Cupping therapy can be performed by several types of practitioners including, acupuncturists, chiropractors, massage therapists, medical doctors, and physical therapists, according to the Cleveland Clinic.

How does cupping therapy work?

Think of cupping therapy as a massage, but without the possibility of pain from too much pressure. "Instead of pressing down, the cups pull up on the muscular fascia," explains Snyder. In case you're unfamiliar, fascia is the connective tissue that surrounds and supports your muscles, bones, tendons, ligaments, organs, nerves. Fascia is able to stretch when you move, but when stressed, it can tighten around muscles, causing limited mobility and painful knots to develop, according to John Hopkins Medicine. Your fascia can become stressed from poor posture, a lifestyle with limited mobility, overworking your body either through working out or repetitive movements, or trauma, such as an injury, reports John Hopkins Medicine. "The cups help reset this fascia and relax it, releasing knots and tightness," says Snyder. A cupping treatment can also stimulate blood circulation, promoting blood flow where the cups are placed, which has a healing effect, says Auth.

One of the pros of this treatment is that you can experience results after just one cupping session. "After cupping, people often report feeling a release of tight muscles and a sense of relaxation," says Snyder. Depending on your concerns, though, you may benefit from regular sessions. "There's no one-size-fits-all cupping routine, [but] your acupuncturist can recommend the frequency required to achieve your health goals," says Auth. "In general, around once per month will keep your muscles feeling great." (Related: CrossFit Athletes Share Their Tips for Dealing with Delayed-Onset Muscle Soreness)

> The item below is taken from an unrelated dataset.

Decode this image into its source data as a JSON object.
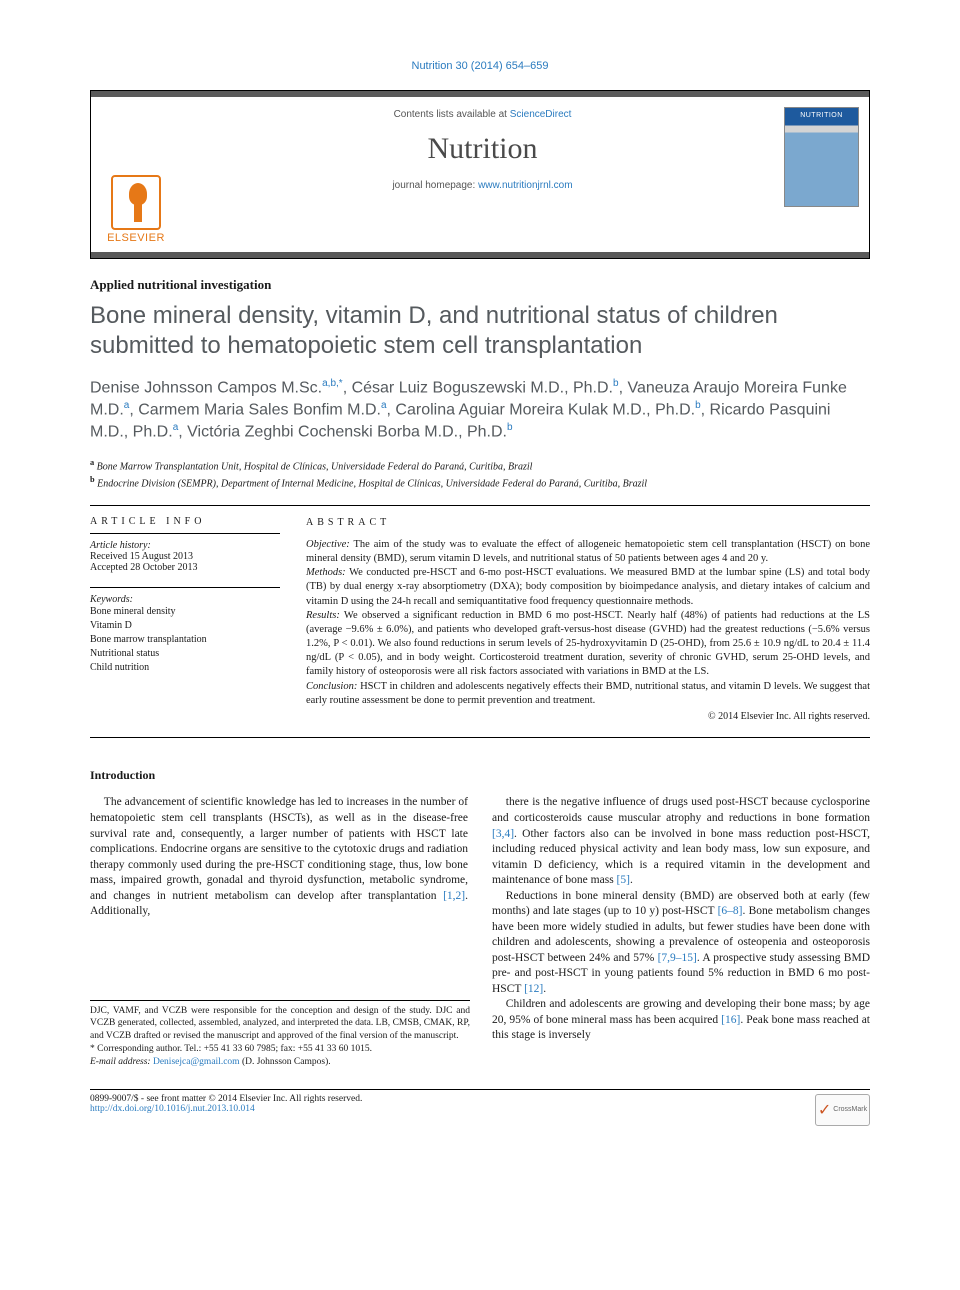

What are the benefits of cupping therapy?

Cupping therapy is loved by active people for its ability to treat sore, achy muscles in all parts of the body, such as the upper back, shoulders, and neck, says Snyder.

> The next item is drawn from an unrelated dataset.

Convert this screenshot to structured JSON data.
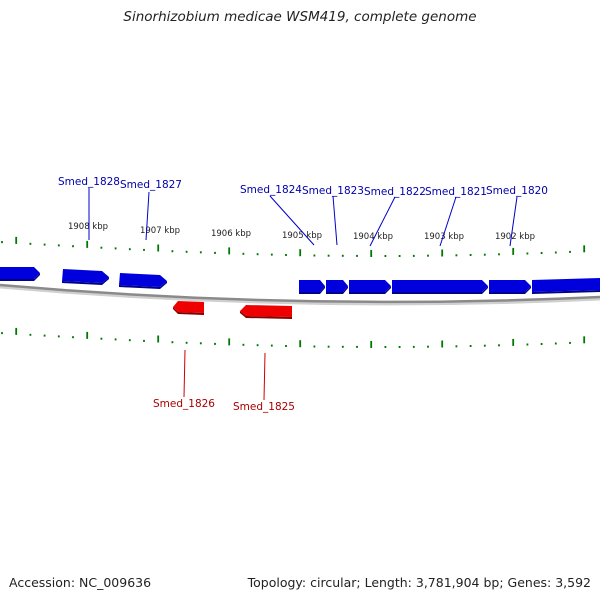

In case you're still not sold, some studies show that the benefits go beyond soothing muscular pain. Cupping therapy can promote relaxation and enhance circulation, according to Auth. If you're someone who experiences chronic muscular pain, tension, or stress, you might find the intervention helpful.

It can also help with respiratory issues caused by the common cold. "Cupping [is used] to treat lingering upper respiratory issues such as a phlegmy cough or congestion by increasing the circulation in the upper body and drawing toxins to the surface for easier elimination," says Snyder.

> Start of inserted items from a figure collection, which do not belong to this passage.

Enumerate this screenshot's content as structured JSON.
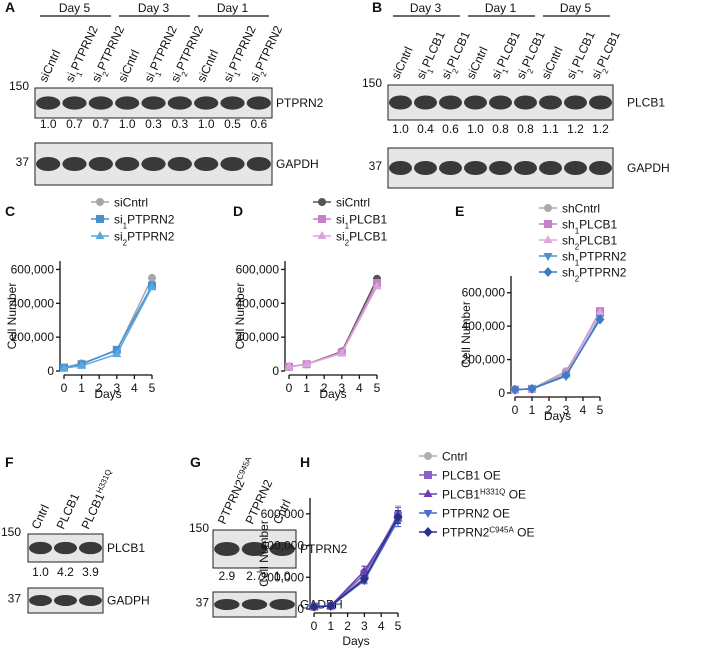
{
  "blots": [
    {
      "label": "A",
      "groups": [
        {
          "name": "Day 5",
          "lanes": [
            "siCntrl",
            [
              "si",
              {
                "sub": "1"
              },
              "PTPRN2"
            ],
            [
              "si",
              {
                "sub": "2"
              },
              "PTPRN2"
            ]
          ]
        },
        {
          "name": "Day 3",
          "lanes": [
            "siCntrl",
            [
              "si",
              {
                "sub": "1"
              },
              "PTPRN2"
            ],
            [
              "si",
              {
                "sub": "2"
              },
              "PTPRN2"
            ]
          ]
        },
        {
          "name": "Day 1",
          "lanes": [
            "siCntrl",
            [
              "si",
              {
                "sub": "1"
              },
              "PTPRN2"
            ],
            [
              "si",
              {
                "sub": "2"
              },
              "PTPRN2"
            ]
          ]
        }
      ],
      "rows": [
        {
          "mw": "150",
          "protein": "PTPRN2",
          "quant": [
            "1.0",
            "0.7",
            "0.7",
            "1.0",
            "0.3",
            "0.3",
            "1.0",
            "0.5",
            "0.6"
          ]
        },
        {
          "mw": "37",
          "protein": "GAPDH"
        }
      ]
    },
    {
      "label": "B",
      "groups": [
        {
          "name": "Day 3",
          "lanes": [
            "siCntrl",
            [
              "si",
              {
                "sub": "1"
              },
              "PLCB1"
            ],
            [
              "si",
              {
                "sub": "2"
              },
              "PLCB1"
            ]
          ]
        },
        {
          "name": "Day 1",
          "lanes": [
            "siCntrl",
            [
              "si",
              {
                "sub": "1"
              },
              "PLCB1"
            ],
            [
              "si",
              {
                "sub": "2"
              },
              "PLCB1"
            ]
          ]
        },
        {
          "name": "Day 5",
          "lanes": [
            "siCntrl",
            [
              "si",
              {
                "sub": "1"
              },
              "PLCB1"
            ],
            [
              "si",
              {
                "sub": "2"
              },
              "PLCB1"
            ]
          ]
        }
      ],
      "rows": [
        {
          "mw": "150",
          "protein": "PLCB1",
          "quant": [
            "1.0",
            "0.4",
            "0.6",
            "1.0",
            "0.8",
            "0.8",
            "1.1",
            "1.2",
            "1.2"
          ]
        },
        {
          "mw": "37",
          "protein": "GAPDH"
        }
      ]
    },
    {
      "label": "F",
      "groups": [
        {
          "lanes": [
            "Cntrl",
            "PLCB1",
            [
              "PLCB1",
              {
                "sup": "H331Q"
              }
            ]
          ]
        }
      ],
      "rows": [
        {
          "mw": "150",
          "protein": "PLCB1",
          "quant": [
            "1.0",
            "4.2",
            "3.9"
          ]
        },
        {
          "mw": "37",
          "protein": "GADPH"
        }
      ]
    },
    {
      "label": "G",
      "groups": [
        {
          "lanes": [
            [
              "PTPRN2",
              {
                "sup": "C945A"
              }
            ],
            "PTPRN2",
            "Cntrl"
          ]
        }
      ],
      "rows": [
        {
          "mw": "150",
          "protein": "PTPRN2",
          "quant": [
            "2.9",
            "2.7",
            "1.0"
          ]
        },
        {
          "mw": "37",
          "protein": "GADPH"
        }
      ]
    }
  ],
  "chart_data": [
    {
      "label": "C",
      "type": "line",
      "xlabel": "Days",
      "ylabel": "Cell Number",
      "x": [
        0,
        1,
        3,
        5
      ],
      "xlim": [
        0,
        5
      ],
      "xticks": [
        0,
        1,
        2,
        3,
        4,
        5
      ],
      "ylim": [
        0,
        650000
      ],
      "yticks": [
        0,
        {
          "value": 200000,
          "label": "200,000"
        },
        {
          "value": 400000,
          "label": "400,000"
        },
        {
          "value": 600000,
          "label": "600,000"
        }
      ],
      "series": [
        {
          "name": "siCntrl",
          "color": "#a6a6a6",
          "marker": "circle",
          "values": [
            20000,
            45000,
            120000,
            550000
          ]
        },
        {
          "name": [
            "si",
            {
              "sub": "1"
            },
            "PTPRN2"
          ],
          "color": "#4a8fd0",
          "marker": "square",
          "values": [
            20000,
            40000,
            125000,
            505000
          ]
        },
        {
          "name": [
            "si",
            {
              "sub": "2"
            },
            "PTPRN2"
          ],
          "color": "#5aa8e0",
          "marker": "triangle",
          "values": [
            18000,
            30000,
            100000,
            495000
          ]
        }
      ]
    },
    {
      "label": "D",
      "type": "line",
      "xlabel": "Days",
      "ylabel": "Cell Number",
      "x": [
        0,
        1,
        3,
        5
      ],
      "xlim": [
        0,
        5
      ],
      "xticks": [
        0,
        1,
        2,
        3,
        4,
        5
      ],
      "ylim": [
        0,
        650000
      ],
      "yticks": [
        0,
        {
          "value": 200000,
          "label": "200,000"
        },
        {
          "value": 400000,
          "label": "400,000"
        },
        {
          "value": 600000,
          "label": "600,000"
        }
      ],
      "series": [
        {
          "name": "siCntrl",
          "color": "#555555",
          "marker": "circle",
          "values": [
            25000,
            40000,
            115000,
            545000
          ]
        },
        {
          "name": [
            "si",
            {
              "sub": "1"
            },
            "PLCB1"
          ],
          "color": "#c77fcb",
          "marker": "square",
          "values": [
            25000,
            40000,
            110000,
            520000
          ]
        },
        {
          "name": [
            "si",
            {
              "sub": "2"
            },
            "PLCB1"
          ],
          "color": "#d9a3dc",
          "marker": "triangle",
          "values": [
            25000,
            40000,
            105000,
            500000
          ]
        }
      ]
    },
    {
      "label": "E",
      "type": "line",
      "xlabel": "Days",
      "ylabel": "Cell Number",
      "x": [
        0,
        1,
        3,
        5
      ],
      "xlim": [
        0,
        5
      ],
      "xticks": [
        0,
        1,
        2,
        3,
        4,
        5
      ],
      "ylim": [
        0,
        700000
      ],
      "yticks": [
        0,
        {
          "value": 200000,
          "label": "200,000"
        },
        {
          "value": 400000,
          "label": "400,000"
        },
        {
          "value": 600000,
          "label": "600,000"
        }
      ],
      "series": [
        {
          "name": "shCntrl",
          "color": "#aaaaaa",
          "marker": "circle",
          "values": [
            20000,
            25000,
            130000,
            470000
          ]
        },
        {
          "name": [
            "sh",
            {
              "sub": "1"
            },
            "PLCB1"
          ],
          "color": "#c77fcb",
          "marker": "square",
          "values": [
            20000,
            25000,
            115000,
            490000
          ]
        },
        {
          "name": [
            "sh",
            {
              "sub": "2"
            },
            "PLCB1"
          ],
          "color": "#dcaadf",
          "marker": "triangle",
          "values": [
            20000,
            25000,
            110000,
            480000
          ]
        },
        {
          "name": [
            "sh",
            {
              "sub": "1"
            },
            "PTPRN2"
          ],
          "color": "#4a8fd0",
          "marker": "triangle-down",
          "values": [
            20000,
            25000,
            100000,
            450000
          ]
        },
        {
          "name": [
            "sh",
            {
              "sub": "2"
            },
            "PTPRN2"
          ],
          "color": "#3b7cc4",
          "marker": "diamond",
          "values": [
            20000,
            25000,
            105000,
            440000
          ]
        }
      ]
    },
    {
      "label": "H",
      "type": "line",
      "xlabel": "Days",
      "ylabel": "Cell Number",
      "x": [
        0,
        1,
        3,
        5
      ],
      "xlim": [
        0,
        5
      ],
      "xticks": [
        0,
        1,
        2,
        3,
        4,
        5
      ],
      "ylim": [
        0,
        700000
      ],
      "yticks": [
        0,
        {
          "value": 200000,
          "label": "200,000"
        },
        {
          "value": 400000,
          "label": "400,000"
        },
        {
          "value": 600000,
          "label": "600,000"
        }
      ],
      "series": [
        {
          "name": "Cntrl",
          "color": "#b0b0b0",
          "marker": "circle",
          "values": [
            15000,
            20000,
            200000,
            600000
          ],
          "errors": [
            0,
            0,
            30000,
            50000
          ]
        },
        {
          "name": "PLCB1 OE",
          "color": "#8a5fc7",
          "marker": "square",
          "values": [
            15000,
            20000,
            220000,
            590000
          ],
          "errors": [
            0,
            0,
            30000,
            50000
          ]
        },
        {
          "name": [
            "PLCB1",
            {
              "sup": "H331Q"
            },
            " OE"
          ],
          "color": "#6a3fb0",
          "marker": "triangle",
          "values": [
            15000,
            20000,
            240000,
            570000
          ],
          "errors": [
            0,
            0,
            30000,
            50000
          ]
        },
        {
          "name": "PTPRN2 OE",
          "color": "#4a6fd0",
          "marker": "triangle-down",
          "values": [
            15000,
            18000,
            180000,
            560000
          ],
          "errors": [
            0,
            0,
            20000,
            40000
          ]
        },
        {
          "name": [
            "PTPRN2",
            {
              "sup": "C945A"
            },
            " OE"
          ],
          "color": "#2a2f8a",
          "marker": "diamond",
          "values": [
            15000,
            20000,
            190000,
            580000
          ],
          "errors": [
            0,
            0,
            20000,
            40000
          ]
        }
      ]
    }
  ]
}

Are there any side effects of cupping therapy?

One of the biggest concerns surrounding cupping therapy is the infamous circular bruises that happen afterward. (Insert photo of Michael Phelps circa 2016 here.) However, rest assured that the bruising looks worse than it feels.

"Cupping can result in temporary discoloration of the skin, what we call petechiae," explains Snyder. "These marks are a result of improved blood flow to the area and will dissipate either the day of treatment or up to two weeks [later], depending on the level of injury and underlying health."

Despite how it looks, the marks don't actually feel like a bruise. "These cupping marks do not hurt. In fact, you [won't] even know they [are] there," says Auth. The color of the marks can range from dark purple to light pink, or sometimes no marks at all, she explains. "A darker mark can indicate a higher level of tension, but the cups are still working even if you don't have marks." That said, you might not want to undergo cupping therapy if you have a special event coming up.

Additionally, you might need to avoid cupping therapy altogether if you have any bleeding or blood clotting disorders such as hemophilia, and those with psoriasis or eczema may also find the therapy irritating, according to the Cleveland Clinic. When in doubt, it's best to consult with a doctor if you have any concerns.

Ultimately, though, if you're someone who's experiencing aches, pains, or tension, and feel like you aren't finding relief no matter how much you foam roll, stretch, or soak with Epsom salts, cupping therapy might be just the thing you're looking for.